Our first gorilla trek was in Uganda. We woke early in the morning and were driven to the starting point of our trek. Before setting off into the jungle, we were given a presentation on proper behavior when viewing the gorillas, and then we were divided into small groups. Each group was assigned two guides—one who would stand at the front of the group, one at the back—plus another person with a rifle for protection. We set off on our trek through the jungle, starting on a nice, man-made path. Meanwhile, trackers were already deep in the thick of the jungle, searching for the current location of gorillas. As we ventured closer to the gorillas, the nice path led to a small trail in the brush which eventually disappeared, leaving us in the lush, dense jungle. Our guides cut through thick leaves and hanging branches as we continued further, until all of a sudden on my left I saw them, a family of mountain gorillas, on the side of a bank.

There was a lot of activity on the bank as the gorillas interacted with one another. The little ones were playing, rolling around over each other, climbing up trees and shaking the plants. When we arrived, the Silverback was laying on the bank acting “asleep,” and then slowly sat up and allowed the group to take pictures. It seemed as though the gorillas were engaging us in a performance, were acting for us. That is not to say that they are trained or coerced in any way, or that what they are doing is fake—in fact it is very real. Rather, the gorillas are perceptive animals that have learned what we find amusing and they enjoy performing.

During the first gorilla trek, the experience was so unique and I was so mesmerized by the gorillas, that I spent most of the time trying to capture everything on film, rather than simply watching and taking in the experience. It was still an incredible day, but I was grateful to have another chance to see the mountain gorillas once again. Our second gorilla trek was in Rwanda, and the experience here was more professional than in Uganda. All of the gorilla treks leave from a central point where there is an information centre with real bathrooms and information boards providing pictures and descriptions of the area. The guides were also much more personable than in Uganda, so I could see why the trek cost more.

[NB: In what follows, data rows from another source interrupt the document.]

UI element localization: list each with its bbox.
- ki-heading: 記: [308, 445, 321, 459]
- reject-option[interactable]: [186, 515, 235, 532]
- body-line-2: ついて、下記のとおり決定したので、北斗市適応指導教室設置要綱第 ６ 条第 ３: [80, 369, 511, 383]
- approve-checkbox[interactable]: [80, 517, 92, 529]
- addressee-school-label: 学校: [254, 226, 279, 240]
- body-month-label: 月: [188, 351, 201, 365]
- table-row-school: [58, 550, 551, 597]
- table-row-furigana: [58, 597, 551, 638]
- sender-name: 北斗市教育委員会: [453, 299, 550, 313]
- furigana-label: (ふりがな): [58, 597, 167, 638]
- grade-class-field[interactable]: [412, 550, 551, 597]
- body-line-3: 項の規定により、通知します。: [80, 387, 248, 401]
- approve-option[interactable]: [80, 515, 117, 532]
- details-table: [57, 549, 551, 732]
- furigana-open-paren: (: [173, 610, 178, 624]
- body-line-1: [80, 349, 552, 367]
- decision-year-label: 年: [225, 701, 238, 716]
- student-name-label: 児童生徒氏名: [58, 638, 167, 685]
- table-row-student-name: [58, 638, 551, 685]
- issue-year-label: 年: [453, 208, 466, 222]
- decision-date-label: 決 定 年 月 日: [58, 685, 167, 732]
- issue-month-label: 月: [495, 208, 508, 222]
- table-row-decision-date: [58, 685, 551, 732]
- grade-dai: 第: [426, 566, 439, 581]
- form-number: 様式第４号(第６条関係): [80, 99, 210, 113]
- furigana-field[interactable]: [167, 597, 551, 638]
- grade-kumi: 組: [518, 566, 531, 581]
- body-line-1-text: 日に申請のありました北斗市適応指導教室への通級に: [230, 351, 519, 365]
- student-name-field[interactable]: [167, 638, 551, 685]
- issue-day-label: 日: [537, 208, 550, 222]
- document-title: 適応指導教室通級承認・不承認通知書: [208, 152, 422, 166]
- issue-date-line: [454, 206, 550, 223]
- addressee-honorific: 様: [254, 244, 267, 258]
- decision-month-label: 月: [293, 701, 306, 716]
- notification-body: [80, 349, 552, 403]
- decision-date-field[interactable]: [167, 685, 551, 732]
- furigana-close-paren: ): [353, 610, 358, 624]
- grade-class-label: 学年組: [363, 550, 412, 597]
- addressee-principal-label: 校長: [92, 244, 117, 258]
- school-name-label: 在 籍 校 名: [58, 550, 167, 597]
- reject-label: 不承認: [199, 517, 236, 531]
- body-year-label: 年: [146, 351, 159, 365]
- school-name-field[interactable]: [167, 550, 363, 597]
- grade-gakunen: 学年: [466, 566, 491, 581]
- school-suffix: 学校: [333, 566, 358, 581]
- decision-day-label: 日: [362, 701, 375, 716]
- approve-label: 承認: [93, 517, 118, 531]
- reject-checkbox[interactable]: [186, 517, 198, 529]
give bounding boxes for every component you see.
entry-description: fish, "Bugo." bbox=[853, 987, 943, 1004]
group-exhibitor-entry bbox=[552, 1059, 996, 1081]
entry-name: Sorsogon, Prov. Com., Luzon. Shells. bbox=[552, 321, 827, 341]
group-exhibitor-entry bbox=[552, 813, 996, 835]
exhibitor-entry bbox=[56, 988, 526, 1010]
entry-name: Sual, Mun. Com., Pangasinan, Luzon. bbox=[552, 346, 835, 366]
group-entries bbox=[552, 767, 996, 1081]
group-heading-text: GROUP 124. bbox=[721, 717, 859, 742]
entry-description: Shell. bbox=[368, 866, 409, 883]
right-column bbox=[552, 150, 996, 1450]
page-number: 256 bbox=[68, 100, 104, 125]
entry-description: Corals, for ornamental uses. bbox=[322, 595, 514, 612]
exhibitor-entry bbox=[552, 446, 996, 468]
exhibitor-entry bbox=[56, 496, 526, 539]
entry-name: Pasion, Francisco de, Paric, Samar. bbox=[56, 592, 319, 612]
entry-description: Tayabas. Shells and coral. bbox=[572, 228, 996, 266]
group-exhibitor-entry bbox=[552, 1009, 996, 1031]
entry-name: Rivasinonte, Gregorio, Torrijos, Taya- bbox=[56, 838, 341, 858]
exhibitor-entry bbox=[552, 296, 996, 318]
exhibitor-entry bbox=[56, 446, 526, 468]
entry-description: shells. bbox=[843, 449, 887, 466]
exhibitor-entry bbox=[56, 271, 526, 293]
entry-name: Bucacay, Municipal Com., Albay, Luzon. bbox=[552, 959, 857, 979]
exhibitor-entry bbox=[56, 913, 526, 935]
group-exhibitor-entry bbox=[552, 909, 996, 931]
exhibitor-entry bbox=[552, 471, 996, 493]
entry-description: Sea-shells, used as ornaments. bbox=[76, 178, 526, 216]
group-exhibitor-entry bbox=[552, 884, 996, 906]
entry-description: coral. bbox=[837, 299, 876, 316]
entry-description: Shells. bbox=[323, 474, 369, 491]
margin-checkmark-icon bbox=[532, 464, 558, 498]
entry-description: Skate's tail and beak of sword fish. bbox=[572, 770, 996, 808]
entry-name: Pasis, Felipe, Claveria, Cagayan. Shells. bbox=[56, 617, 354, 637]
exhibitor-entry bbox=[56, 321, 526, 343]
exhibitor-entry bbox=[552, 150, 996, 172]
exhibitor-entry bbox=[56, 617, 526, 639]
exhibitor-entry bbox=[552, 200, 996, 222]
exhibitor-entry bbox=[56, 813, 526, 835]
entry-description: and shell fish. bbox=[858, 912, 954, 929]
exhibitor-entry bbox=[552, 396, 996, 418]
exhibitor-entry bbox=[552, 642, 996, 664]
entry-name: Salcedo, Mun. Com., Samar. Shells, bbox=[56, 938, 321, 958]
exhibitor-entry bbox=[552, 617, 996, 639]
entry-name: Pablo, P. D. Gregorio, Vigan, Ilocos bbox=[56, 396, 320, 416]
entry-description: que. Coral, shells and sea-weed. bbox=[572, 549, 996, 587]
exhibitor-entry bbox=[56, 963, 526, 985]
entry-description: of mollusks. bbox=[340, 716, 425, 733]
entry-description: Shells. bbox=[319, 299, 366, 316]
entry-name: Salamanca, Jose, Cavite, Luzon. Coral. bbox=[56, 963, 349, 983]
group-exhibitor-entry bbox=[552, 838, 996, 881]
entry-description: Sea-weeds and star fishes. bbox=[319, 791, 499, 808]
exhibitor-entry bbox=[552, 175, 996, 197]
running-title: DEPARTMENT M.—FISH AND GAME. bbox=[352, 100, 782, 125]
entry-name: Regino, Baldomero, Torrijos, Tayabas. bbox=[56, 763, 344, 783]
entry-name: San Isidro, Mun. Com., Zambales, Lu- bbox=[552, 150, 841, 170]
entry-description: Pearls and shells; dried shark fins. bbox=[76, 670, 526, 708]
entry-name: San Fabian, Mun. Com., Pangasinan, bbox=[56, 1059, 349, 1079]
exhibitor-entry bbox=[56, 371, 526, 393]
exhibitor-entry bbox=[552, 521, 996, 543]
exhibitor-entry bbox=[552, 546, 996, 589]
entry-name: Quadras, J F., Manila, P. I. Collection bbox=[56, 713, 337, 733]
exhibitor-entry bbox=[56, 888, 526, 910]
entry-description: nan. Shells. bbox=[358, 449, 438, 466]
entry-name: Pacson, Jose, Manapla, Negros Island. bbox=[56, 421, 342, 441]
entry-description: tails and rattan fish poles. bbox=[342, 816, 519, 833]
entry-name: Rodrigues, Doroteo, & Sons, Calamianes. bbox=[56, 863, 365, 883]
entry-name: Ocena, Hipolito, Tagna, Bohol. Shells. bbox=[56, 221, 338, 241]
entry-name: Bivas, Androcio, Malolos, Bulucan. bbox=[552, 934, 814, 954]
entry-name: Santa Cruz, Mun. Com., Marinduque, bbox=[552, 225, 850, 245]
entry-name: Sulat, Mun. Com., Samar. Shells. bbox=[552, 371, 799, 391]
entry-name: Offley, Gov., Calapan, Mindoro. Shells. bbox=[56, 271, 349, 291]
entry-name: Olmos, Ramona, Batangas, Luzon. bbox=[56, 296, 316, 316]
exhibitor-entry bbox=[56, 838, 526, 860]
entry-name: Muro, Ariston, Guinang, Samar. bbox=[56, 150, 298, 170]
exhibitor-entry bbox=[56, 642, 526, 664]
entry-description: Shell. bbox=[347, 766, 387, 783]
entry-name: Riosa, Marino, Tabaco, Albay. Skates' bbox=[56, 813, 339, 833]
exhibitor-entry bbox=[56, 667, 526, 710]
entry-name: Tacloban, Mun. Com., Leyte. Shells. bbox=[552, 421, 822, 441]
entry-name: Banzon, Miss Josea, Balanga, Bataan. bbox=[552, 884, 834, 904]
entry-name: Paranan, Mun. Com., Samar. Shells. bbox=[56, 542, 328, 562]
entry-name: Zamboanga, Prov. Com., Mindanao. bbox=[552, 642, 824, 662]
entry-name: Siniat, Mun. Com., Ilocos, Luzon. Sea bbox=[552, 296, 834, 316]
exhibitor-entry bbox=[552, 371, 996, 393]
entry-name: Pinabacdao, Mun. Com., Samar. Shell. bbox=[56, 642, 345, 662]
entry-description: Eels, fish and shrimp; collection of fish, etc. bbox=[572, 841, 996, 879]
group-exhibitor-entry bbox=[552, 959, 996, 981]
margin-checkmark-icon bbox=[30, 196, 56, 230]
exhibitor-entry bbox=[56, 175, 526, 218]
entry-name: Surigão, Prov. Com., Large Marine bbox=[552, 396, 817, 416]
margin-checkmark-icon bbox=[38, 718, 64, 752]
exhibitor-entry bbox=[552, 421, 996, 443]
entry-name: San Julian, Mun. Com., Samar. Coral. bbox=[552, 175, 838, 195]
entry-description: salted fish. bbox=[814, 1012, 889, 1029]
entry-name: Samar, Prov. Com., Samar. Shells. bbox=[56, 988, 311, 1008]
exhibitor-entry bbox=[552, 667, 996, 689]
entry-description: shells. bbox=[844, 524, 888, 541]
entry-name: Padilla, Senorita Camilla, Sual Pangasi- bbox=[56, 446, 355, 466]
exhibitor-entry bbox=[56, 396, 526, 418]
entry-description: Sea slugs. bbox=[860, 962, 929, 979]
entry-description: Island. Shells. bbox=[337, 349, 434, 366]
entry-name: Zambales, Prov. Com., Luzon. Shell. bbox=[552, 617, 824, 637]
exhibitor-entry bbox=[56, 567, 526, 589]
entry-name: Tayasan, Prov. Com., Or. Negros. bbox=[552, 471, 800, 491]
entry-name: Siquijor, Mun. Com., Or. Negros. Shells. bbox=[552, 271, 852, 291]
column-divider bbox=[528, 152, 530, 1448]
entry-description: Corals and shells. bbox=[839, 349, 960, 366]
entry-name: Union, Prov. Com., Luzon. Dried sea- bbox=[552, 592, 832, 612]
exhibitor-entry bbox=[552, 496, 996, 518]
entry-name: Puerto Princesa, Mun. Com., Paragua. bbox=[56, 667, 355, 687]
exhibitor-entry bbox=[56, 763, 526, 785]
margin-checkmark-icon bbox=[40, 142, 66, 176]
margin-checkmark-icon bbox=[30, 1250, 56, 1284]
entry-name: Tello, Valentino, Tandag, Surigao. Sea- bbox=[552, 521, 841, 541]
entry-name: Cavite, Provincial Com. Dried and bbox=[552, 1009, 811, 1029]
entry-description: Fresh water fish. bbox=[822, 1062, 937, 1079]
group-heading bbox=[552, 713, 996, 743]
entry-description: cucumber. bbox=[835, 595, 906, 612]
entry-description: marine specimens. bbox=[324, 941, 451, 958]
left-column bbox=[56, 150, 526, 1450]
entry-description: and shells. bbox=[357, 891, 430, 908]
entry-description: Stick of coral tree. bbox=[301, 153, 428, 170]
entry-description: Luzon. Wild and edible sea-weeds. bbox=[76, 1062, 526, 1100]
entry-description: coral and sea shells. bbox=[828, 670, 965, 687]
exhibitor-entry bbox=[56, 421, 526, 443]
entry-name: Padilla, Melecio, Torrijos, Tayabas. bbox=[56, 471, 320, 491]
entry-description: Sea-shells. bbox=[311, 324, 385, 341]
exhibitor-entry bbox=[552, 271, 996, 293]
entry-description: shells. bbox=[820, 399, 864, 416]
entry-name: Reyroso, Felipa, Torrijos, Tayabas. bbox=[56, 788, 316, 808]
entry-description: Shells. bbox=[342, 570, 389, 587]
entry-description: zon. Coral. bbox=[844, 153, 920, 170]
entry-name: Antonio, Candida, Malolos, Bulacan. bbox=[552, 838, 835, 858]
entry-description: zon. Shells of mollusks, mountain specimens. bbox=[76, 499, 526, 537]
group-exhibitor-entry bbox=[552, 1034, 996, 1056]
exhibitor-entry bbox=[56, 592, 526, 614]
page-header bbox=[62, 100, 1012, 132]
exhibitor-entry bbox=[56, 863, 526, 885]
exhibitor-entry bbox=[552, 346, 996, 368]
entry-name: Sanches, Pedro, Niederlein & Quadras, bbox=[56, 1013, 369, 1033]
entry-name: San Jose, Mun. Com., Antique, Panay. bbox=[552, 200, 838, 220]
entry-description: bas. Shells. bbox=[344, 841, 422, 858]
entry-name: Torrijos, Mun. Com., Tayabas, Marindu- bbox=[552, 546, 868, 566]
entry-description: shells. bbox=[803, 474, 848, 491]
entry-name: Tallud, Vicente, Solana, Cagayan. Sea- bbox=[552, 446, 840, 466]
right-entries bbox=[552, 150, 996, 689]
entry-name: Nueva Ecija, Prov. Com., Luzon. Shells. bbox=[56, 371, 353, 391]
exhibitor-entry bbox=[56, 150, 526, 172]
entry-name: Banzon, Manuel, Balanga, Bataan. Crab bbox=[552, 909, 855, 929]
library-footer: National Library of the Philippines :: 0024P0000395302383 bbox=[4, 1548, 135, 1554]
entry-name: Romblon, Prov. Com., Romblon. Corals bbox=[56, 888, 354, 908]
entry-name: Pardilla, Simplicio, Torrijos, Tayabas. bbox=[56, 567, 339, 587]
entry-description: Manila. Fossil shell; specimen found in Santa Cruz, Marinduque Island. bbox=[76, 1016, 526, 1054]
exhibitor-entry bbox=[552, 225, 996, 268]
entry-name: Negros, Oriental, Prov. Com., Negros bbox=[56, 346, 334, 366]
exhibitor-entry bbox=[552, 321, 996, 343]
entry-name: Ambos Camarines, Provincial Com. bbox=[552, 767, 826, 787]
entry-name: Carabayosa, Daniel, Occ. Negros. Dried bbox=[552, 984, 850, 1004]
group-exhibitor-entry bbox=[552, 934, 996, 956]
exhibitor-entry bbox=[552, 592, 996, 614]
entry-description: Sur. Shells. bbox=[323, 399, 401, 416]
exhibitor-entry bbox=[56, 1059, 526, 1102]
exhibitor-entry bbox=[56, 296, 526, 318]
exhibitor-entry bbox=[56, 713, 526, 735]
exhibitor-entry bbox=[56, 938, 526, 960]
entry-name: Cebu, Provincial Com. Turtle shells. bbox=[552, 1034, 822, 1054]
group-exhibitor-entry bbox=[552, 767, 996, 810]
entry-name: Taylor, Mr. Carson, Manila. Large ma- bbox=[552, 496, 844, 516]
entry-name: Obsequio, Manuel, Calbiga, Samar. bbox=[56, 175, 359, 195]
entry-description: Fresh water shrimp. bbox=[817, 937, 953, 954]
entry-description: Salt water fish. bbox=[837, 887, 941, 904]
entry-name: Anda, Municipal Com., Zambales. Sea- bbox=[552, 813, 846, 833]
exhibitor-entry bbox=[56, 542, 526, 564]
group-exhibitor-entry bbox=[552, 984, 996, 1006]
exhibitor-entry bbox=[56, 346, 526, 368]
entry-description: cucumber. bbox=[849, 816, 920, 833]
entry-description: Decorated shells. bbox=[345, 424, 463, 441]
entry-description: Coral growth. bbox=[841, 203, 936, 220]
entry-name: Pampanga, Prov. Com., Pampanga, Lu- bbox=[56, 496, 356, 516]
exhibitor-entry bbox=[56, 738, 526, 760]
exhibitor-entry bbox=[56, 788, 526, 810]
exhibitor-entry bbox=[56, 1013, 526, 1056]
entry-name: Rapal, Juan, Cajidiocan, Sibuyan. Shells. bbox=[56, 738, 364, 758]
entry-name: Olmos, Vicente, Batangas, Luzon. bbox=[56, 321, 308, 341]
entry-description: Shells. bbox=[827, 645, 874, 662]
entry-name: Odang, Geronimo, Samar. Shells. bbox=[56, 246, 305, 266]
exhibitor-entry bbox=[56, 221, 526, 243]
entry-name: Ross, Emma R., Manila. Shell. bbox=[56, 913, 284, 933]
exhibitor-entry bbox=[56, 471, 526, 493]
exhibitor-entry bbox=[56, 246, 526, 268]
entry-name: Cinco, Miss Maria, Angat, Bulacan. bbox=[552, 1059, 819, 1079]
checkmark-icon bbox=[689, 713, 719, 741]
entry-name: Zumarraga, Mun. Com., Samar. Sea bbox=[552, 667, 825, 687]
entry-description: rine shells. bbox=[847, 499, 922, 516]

We drove from the information centre to the starting point of our trek and set off into the jungle, just as we had in Uganda the day before. Again, the guides bushwhacked through the thick of the jungle until we finally reached the family of mountain gorillas. There was a lot more activity amongst these gorillas and I felt more of a connection to the family. There were 13 in the family and I remember the guides describing them as “lucky 13.” The young ones were rolling around, playing in the bush and trying to get our attention. One actually came up to us, played with my shoelaces and grabbed Bruce’s leg trying to get him to play! The guides, who know how to speak gorilla, told the little one “no” and he backed off. The Silverback, again, was asleep when we arrived and then proceeded to sit up and let us take his picture. One mother was posing in different positions, once again performing for the audience. Spending more time just watching the gorillas on the second day, I was able to appreciate how intelligent and intuitive these animals really are.

Reflecting on my encounter with the mountain gorillas, I still feel a sense of awe at their playfulness and intelligence. Mountain gorilla trekking was truly an amazing and once-in-a-lifetime experience, and if it isn’t already on your bucket list, it should be!